Also solve ambiguities in speakers (sometimes several possible speakers possible).

In [1]:
import re
import bz2
import json
import os
import pandas as pd

import utils
import feature_extraction

In [2]:
DATA_DIR = "Data"
CACHE_DIR = "Cache"
SPEAKER_INFO_FILE_PATH = os.path.join(DATA_DIR, "speaker_attributes.parquet")
PREPROCESSED_DATASET_FILE_PATH = os.path.join(CACHE_DIR, "preprocessed_dataset.json.bz2")

In [3]:
qid_labels, linkcounts = utils.query_wikidata_for_linkcounts_and_labels(data_dir = DATA_DIR, speaker_info_file_path = SPEAKER_INFO_FILE_PATH)

In [4]:
def extract_speaker_features(line, speaker_data, min_age = 5, max_age = 95):
    features = {}
    
    # Try computing age of speaker and ignore lines for which speaker birth date is not available or
    # is born too soon to be our contemporary.
    speaker_birth_date = speaker_data.get(line['qids'], {}).get('date_of_birth', None)
    speaker_age = feature_extraction.get_speaker_age(speaker_birth_date, line['date'])
    
    if speaker_age is None or speaker_age < min_age or speaker_age > max_age:
        return
        
    # Extract gender of the speaker. Possible genders are summarized in 3 categories: "male", "female", "other".
    speaker_gender = speaker_data.get(line['qids'], {}).get('gender', None)
    
    if speaker_gender is None or len(speaker_gender) == 0:
        return
     
    features['speaker_gender'] = 'other'
    if len(speaker_gender) == 1:
        speaker_gender, = speaker_gender
        speaker_qid_label = qid_labels.get(speaker_gender, '').lower()        
        if speaker_qid_label in ['male', 'female']:
            features['speaker_gender'] = speaker_qid_label
    
    # Extract which of the most common occupation the speaker has.
    most_common_occupations = {'actor', 'american football player', 'association football player', 'baseball player',
                               'basketball player', 'businessperson', 'chief executive officer', 'composer',
                               'entrepreneur', 'film actor', 'film director', 'film producer', 'investor', 'journalist',
                               'lawyer', 'musician', 'non-fiction writer', 'politician', 'researcher', 'restaurateur',
                               'screenwriter', 'singer', 'television actor', 'television presenter', 'television producer',
                               'university teacher', 'writer'}
    
    speaker_occupations = speaker_data.get(line['qids'], {}).get('occupation', None)
    speaker_occupations = [] if speaker_occupations is None else speaker_occupations
    
    features['speaker_occupation'] = {occupation: False for occupation in most_common_occupations}
    for occupation in speaker_occupations:
        occupation = qid_labels.get(occupation, '').lower()
        if occupation in features['speaker_occupation']:
            features['speaker_occupation'][occupation] = True
            
    return features
    


def extract_features(line, speaker_data):    
    features = {}
    
    # Extract outcome variable.
    features['num_occurrences'] = line['numOccurrences']
    
    # Extract speaker information.
    speaker_features = extract_speaker_features(line, speaker_data)
    if speaker_features is None:
        return
    
    features.update(speaker_features)
    
    # Extract topics of quote.
    

    # Extract domains from news urls.
    # features['domains'] = feature_extraction.domains_from_urls(line['urls'])
    
    return features
    
    


def preprocess_dataset(data_dir, output_file_path, speaker_info_file_path,
                       can_reuse_output = True):
    if os.path.isfile(output_file_path) and can_reuse_output:
        return
    
    # Load part of data extracted from Wikidata dump about speakers.
    speaker_data = pd.read_parquet(speaker_info_file_path, columns = ['id', 'date_of_birth', 'gender', 'occupation']).set_index('id').to_dict('index')

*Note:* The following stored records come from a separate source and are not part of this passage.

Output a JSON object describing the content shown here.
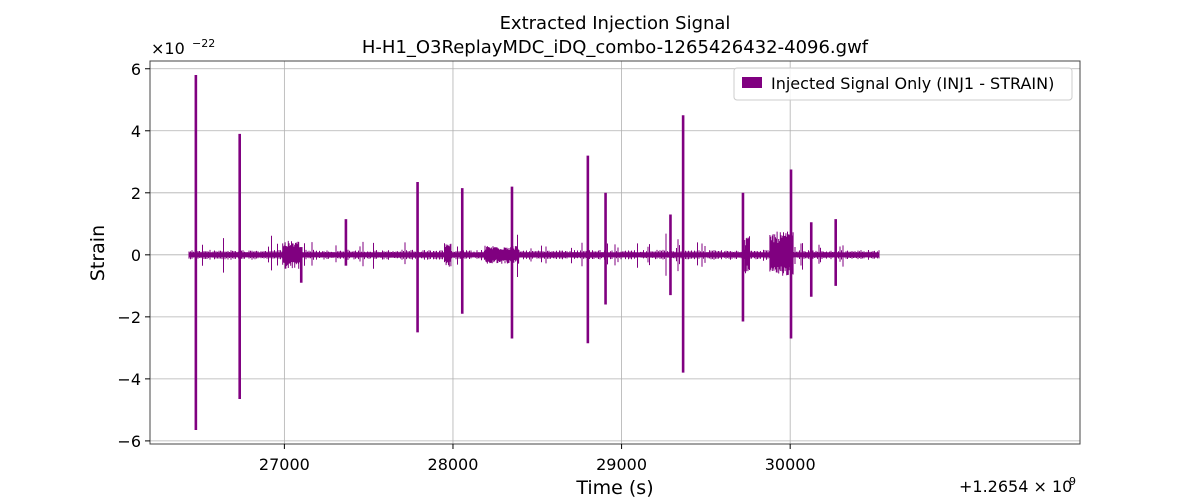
{
  "chart_data": {
    "type": "line",
    "title": "Extracted Injection Signal",
    "subtitle": "H-H1_O3ReplayMDC_iDQ_combo-1265426432-4096.gwf",
    "xlabel": "Time (s)",
    "ylabel": "Strain",
    "x_offset_label": "+1.2654 × 10^9",
    "x_offset_base": "+1.2654 × 10",
    "x_offset_exp": "9",
    "y_scale_label": "×10^−22",
    "y_scale_base": "×10",
    "y_scale_exp": "−22",
    "xlim": [
      26203,
      31719
    ],
    "ylim": [
      -6.1,
      6.25
    ],
    "xticks": [
      27000,
      28000,
      29000,
      30000
    ],
    "xtick_labels": [
      "27000",
      "28000",
      "29000",
      "30000"
    ],
    "yticks": [
      -6,
      -4,
      -2,
      0,
      2,
      4,
      6
    ],
    "ytick_labels": [
      "−6",
      "−4",
      "−2",
      "0",
      "2",
      "4",
      "6"
    ],
    "grid": true,
    "legend_position": "top-right",
    "series": [
      {
        "name": "Injected Signal Only (INJ1 - STRAIN)",
        "color": "#800080",
        "x_range": [
          26432,
          30528
        ],
        "baseline_band": [
          -0.08,
          0.08
        ],
        "spikes": [
          {
            "x": 26475,
            "ymax": 5.8,
            "ymin": -5.65
          },
          {
            "x": 26735,
            "ymax": 3.9,
            "ymin": -4.65
          },
          {
            "x": 27100,
            "ymax": 0.25,
            "ymin": -0.9
          },
          {
            "x": 27365,
            "ymax": 1.15,
            "ymin": -0.35
          },
          {
            "x": 27790,
            "ymax": 2.35,
            "ymin": -2.5
          },
          {
            "x": 28055,
            "ymax": 2.15,
            "ymin": -1.9
          },
          {
            "x": 28350,
            "ymax": 2.2,
            "ymin": -2.7
          },
          {
            "x": 28800,
            "ymax": 3.2,
            "ymin": -2.85
          },
          {
            "x": 28905,
            "ymax": 2.0,
            "ymin": -1.6
          },
          {
            "x": 29290,
            "ymax": 1.3,
            "ymin": -1.3
          },
          {
            "x": 29365,
            "ymax": 4.5,
            "ymin": -3.8
          },
          {
            "x": 29720,
            "ymax": 2.0,
            "ymin": -2.15
          },
          {
            "x": 30005,
            "ymax": 2.75,
            "ymin": -2.7
          },
          {
            "x": 30125,
            "ymax": 1.05,
            "ymin": -1.35
          },
          {
            "x": 30270,
            "ymax": 1.15,
            "ymin": -1.0
          }
        ],
        "bursts": [
          {
            "x_start": 26990,
            "x_end": 27090,
            "amp": 0.45
          },
          {
            "x_start": 27950,
            "x_end": 27990,
            "amp": 0.4
          },
          {
            "x_start": 28190,
            "x_end": 28390,
            "amp": 0.3
          },
          {
            "x_start": 29730,
            "x_end": 29760,
            "amp": 0.6
          },
          {
            "x_start": 29880,
            "x_end": 30020,
            "amp": 0.75
          }
        ]
      }
    ]
  }
}
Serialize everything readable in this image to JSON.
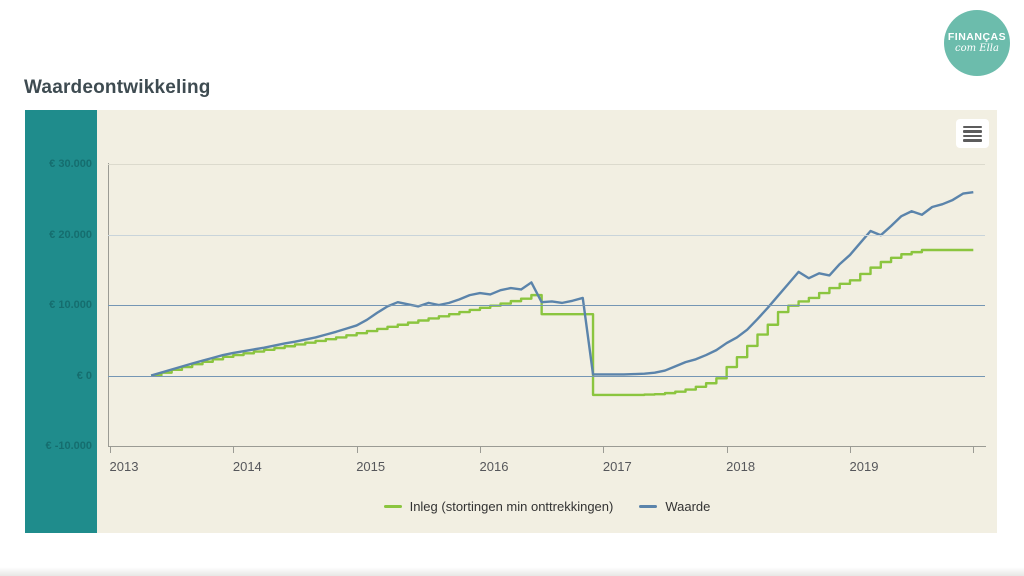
{
  "page": {
    "heading": "Waardeontwikkeling"
  },
  "logo": {
    "line1": "FINANÇAS",
    "line2": "com Ella",
    "bg_color": "#6cbcac"
  },
  "icons": {
    "context_menu": "hamburger-menu-icon"
  },
  "panel": {
    "teal_color": "#1f8c8c",
    "background_color": "#f2efe2"
  },
  "axes": {
    "y_ticks": [
      {
        "value": 30000,
        "label": "€ 30.000",
        "grid_color": "#dcdacd"
      },
      {
        "value": 20000,
        "label": "€ 20.000",
        "grid_color": "#c9d4da"
      },
      {
        "value": 10000,
        "label": "€ 10.000",
        "grid_color": "#7596b4"
      },
      {
        "value": 0,
        "label": "€ 0",
        "grid_color": "#7596b4"
      },
      {
        "value": -10000,
        "label": "€ -10.000",
        "grid_color": "axis"
      }
    ],
    "x_ticks": [
      {
        "year": 2013,
        "label": "2013"
      },
      {
        "year": 2014,
        "label": "2014"
      },
      {
        "year": 2015,
        "label": "2015"
      },
      {
        "year": 2016,
        "label": "2016"
      },
      {
        "year": 2017,
        "label": "2017"
      },
      {
        "year": 2018,
        "label": "2018"
      },
      {
        "year": 2019,
        "label": "2019"
      },
      {
        "year": 2020,
        "label": ""
      }
    ]
  },
  "chart_data": {
    "type": "line",
    "title": "Waardeontwikkeling",
    "xlabel": "",
    "ylabel": "€",
    "ylim": [
      -10000,
      30000
    ],
    "xlim": [
      2013,
      2020.1
    ],
    "grid": true,
    "legend_position": "bottom-center",
    "x_start_year_decimal": 2013.3333,
    "x_step_years": 0.0833333,
    "x_note": "monthly points from May 2013 through Jan 2020; values in euros, read from gridlines",
    "series": [
      {
        "name": "Inleg (stortingen min onttrekkingen)",
        "color": "#8bc53f",
        "step": true,
        "values": [
          0,
          400,
          800,
          1200,
          1600,
          1950,
          2300,
          2650,
          2900,
          3150,
          3400,
          3650,
          3900,
          4150,
          4400,
          4650,
          4900,
          5150,
          5400,
          5700,
          6000,
          6300,
          6600,
          6900,
          7200,
          7500,
          7800,
          8100,
          8400,
          8700,
          9000,
          9300,
          9600,
          9900,
          10200,
          10550,
          10900,
          11400,
          8700,
          8700,
          8700,
          8700,
          8700,
          -2750,
          -2750,
          -2750,
          -2750,
          -2750,
          -2700,
          -2650,
          -2500,
          -2300,
          -2000,
          -1600,
          -1100,
          -400,
          1200,
          2600,
          4200,
          5800,
          7200,
          9000,
          9900,
          10500,
          11000,
          11700,
          12400,
          13000,
          13500,
          14400,
          15300,
          16100,
          16700,
          17200,
          17500,
          17800,
          17800,
          17800,
          17800,
          17800,
          17800
        ]
      },
      {
        "name": "Waarde",
        "color": "#5b84ab",
        "step": false,
        "values": [
          0,
          420,
          850,
          1280,
          1700,
          2100,
          2500,
          2900,
          3200,
          3450,
          3700,
          3950,
          4250,
          4550,
          4800,
          5100,
          5400,
          5800,
          6200,
          6650,
          7100,
          7900,
          8900,
          9800,
          10400,
          10100,
          9800,
          10300,
          10000,
          10300,
          10800,
          11400,
          11700,
          11500,
          12100,
          12400,
          12200,
          13200,
          10400,
          10500,
          10300,
          10600,
          11000,
          150,
          150,
          150,
          150,
          200,
          250,
          400,
          700,
          1300,
          1900,
          2300,
          2900,
          3600,
          4600,
          5400,
          6500,
          8000,
          9600,
          11300,
          13000,
          14700,
          13800,
          14500,
          14200,
          15800,
          17100,
          18800,
          20500,
          19900,
          21200,
          22600,
          23300,
          22800,
          23900,
          24300,
          24900,
          25800,
          26000
        ]
      }
    ]
  }
}
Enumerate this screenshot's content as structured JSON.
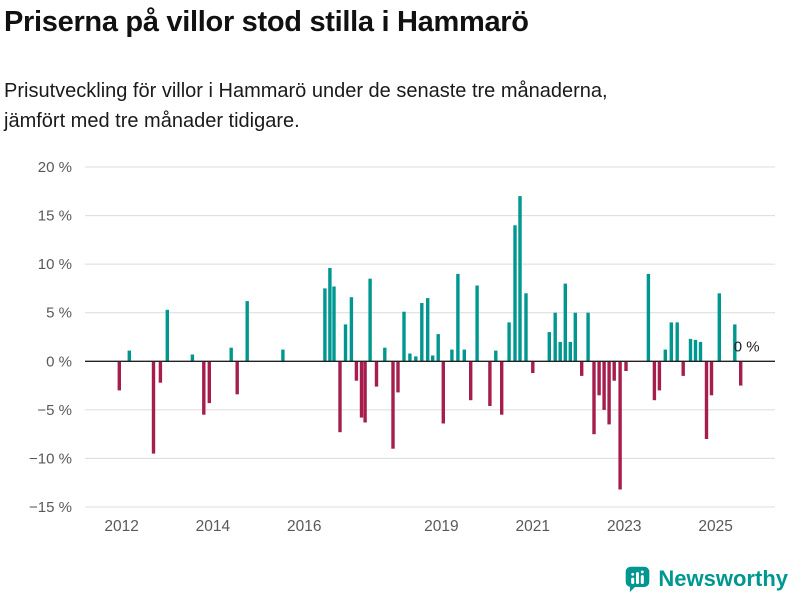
{
  "chart_data": {
    "type": "bar",
    "title": "Priserna på villor stod stilla i Hammarö",
    "subtitle": "Prisutveckling för villor i Hammarö under de senaste tre månaderna, jämfört med tre månader tidigare.",
    "subtitle_lines": [
      "Prisutveckling för villor i Hammarö under de senaste tre månaderna,",
      "jämfört med tre månader tidigare."
    ],
    "xlabel": "",
    "ylabel": "",
    "xlim": [
      2011.2,
      2026.3
    ],
    "ylim": [
      -15,
      20
    ],
    "grid": true,
    "x_ticks": [
      2012,
      2014,
      2016,
      2019,
      2021,
      2023,
      2025
    ],
    "y_ticks": [
      20,
      15,
      10,
      5,
      0,
      -5,
      -10,
      -15
    ],
    "y_tick_labels": [
      "20 %",
      "15 %",
      "10 %",
      "5 %",
      "0 %",
      "−5 %",
      "−10 %",
      "−15 %"
    ],
    "x": [
      2011.95,
      2012.17,
      2012.7,
      2012.85,
      2013.0,
      2013.55,
      2013.8,
      2013.92,
      2014.4,
      2014.53,
      2014.75,
      2015.53,
      2016.45,
      2016.56,
      2016.65,
      2016.78,
      2016.9,
      2017.03,
      2017.14,
      2017.25,
      2017.33,
      2017.44,
      2017.58,
      2017.76,
      2017.94,
      2018.05,
      2018.18,
      2018.31,
      2018.44,
      2018.57,
      2018.7,
      2018.81,
      2018.93,
      2019.04,
      2019.23,
      2019.36,
      2019.5,
      2019.64,
      2019.78,
      2020.06,
      2020.19,
      2020.32,
      2020.48,
      2020.61,
      2020.72,
      2020.85,
      2021.0,
      2021.36,
      2021.49,
      2021.6,
      2021.71,
      2021.82,
      2021.93,
      2022.07,
      2022.21,
      2022.34,
      2022.45,
      2022.56,
      2022.67,
      2022.78,
      2022.91,
      2023.04,
      2023.53,
      2023.66,
      2023.77,
      2023.9,
      2024.03,
      2024.16,
      2024.29,
      2024.45,
      2024.56,
      2024.67,
      2024.8,
      2024.91,
      2025.08,
      2025.42,
      2025.55,
      2025.68
    ],
    "values": [
      -3.0,
      1.1,
      -9.5,
      -2.2,
      5.3,
      0.7,
      -5.5,
      -4.3,
      1.4,
      -3.4,
      6.2,
      1.2,
      7.5,
      9.6,
      7.7,
      -7.3,
      3.8,
      6.6,
      -2.0,
      -5.8,
      -6.3,
      8.5,
      -2.6,
      1.4,
      -9.0,
      -3.2,
      5.1,
      0.8,
      0.5,
      6.0,
      6.5,
      0.6,
      2.8,
      -6.4,
      1.2,
      9.0,
      1.2,
      -4.0,
      7.8,
      -4.6,
      1.1,
      -5.5,
      4.0,
      14.0,
      17.0,
      7.0,
      -1.2,
      3.0,
      5.0,
      2.0,
      8.0,
      2.0,
      5.0,
      -1.5,
      5.0,
      -7.5,
      -3.5,
      -5.0,
      -6.5,
      -2.0,
      -13.2,
      -1.0,
      9.0,
      -4.0,
      -3.0,
      1.2,
      4.0,
      4.0,
      -1.5,
      2.3,
      2.2,
      2.0,
      -8.0,
      -3.5,
      7.0,
      3.8,
      -2.5,
      0.0
    ],
    "annotation": {
      "text": "0 %",
      "x": 2025.68,
      "y": 0
    },
    "latest_value_pct": 0,
    "colors": {
      "positive": "#009790",
      "negative": "#a61e4d",
      "brand": "#009790"
    },
    "legend": "none"
  },
  "footer": {
    "brand": "Newsworthy"
  }
}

    with bz2.open(output_file_path, "wb") as output_file:
        
        for line in utils.json_lines_generator(data_dir):
            # Convert list of speaker qids into a single value.
            # If several qids possible, choose the one with largest link count.
            line['qids'] = feature_extraction.solve_ambiguous_speakers(line['qids'], linkcounts)
                 
            # Ignore lines for which speaker information is not available.
            if line['qids'] is None:
                continue
                
            # Extract features from line.
            features = extract_features(line, speaker_data)
            
            # Ignore lines for which feature extraction failed due to unavailability of information or
            # due to filtering of extreme values.
            if features is None:
                continue
            
            # Store features of line.
            output_file.write((json.dumps(features) + '\n').encode('utf-8'))

In [5]:
preprocess_dataset(DATA_DIR,
                   PREPROCESSED_DATASET_FILE_PATH,
                   SPEAKER_INFO_FILE_PATH,
                   can_reuse_output = False)

Starting processing Data\quotes-2015.json.bz2
Processed 1000000 lines from Data\quotes-2015.json.bz2 in 1.679 minutes
Processed 2000000 lines from Data\quotes-2015.json.bz2 in 3.397 minutes
Processed 3000000 lines from Data\quotes-2015.json.bz2 in 5.106 minutes


KeyboardInterrupt: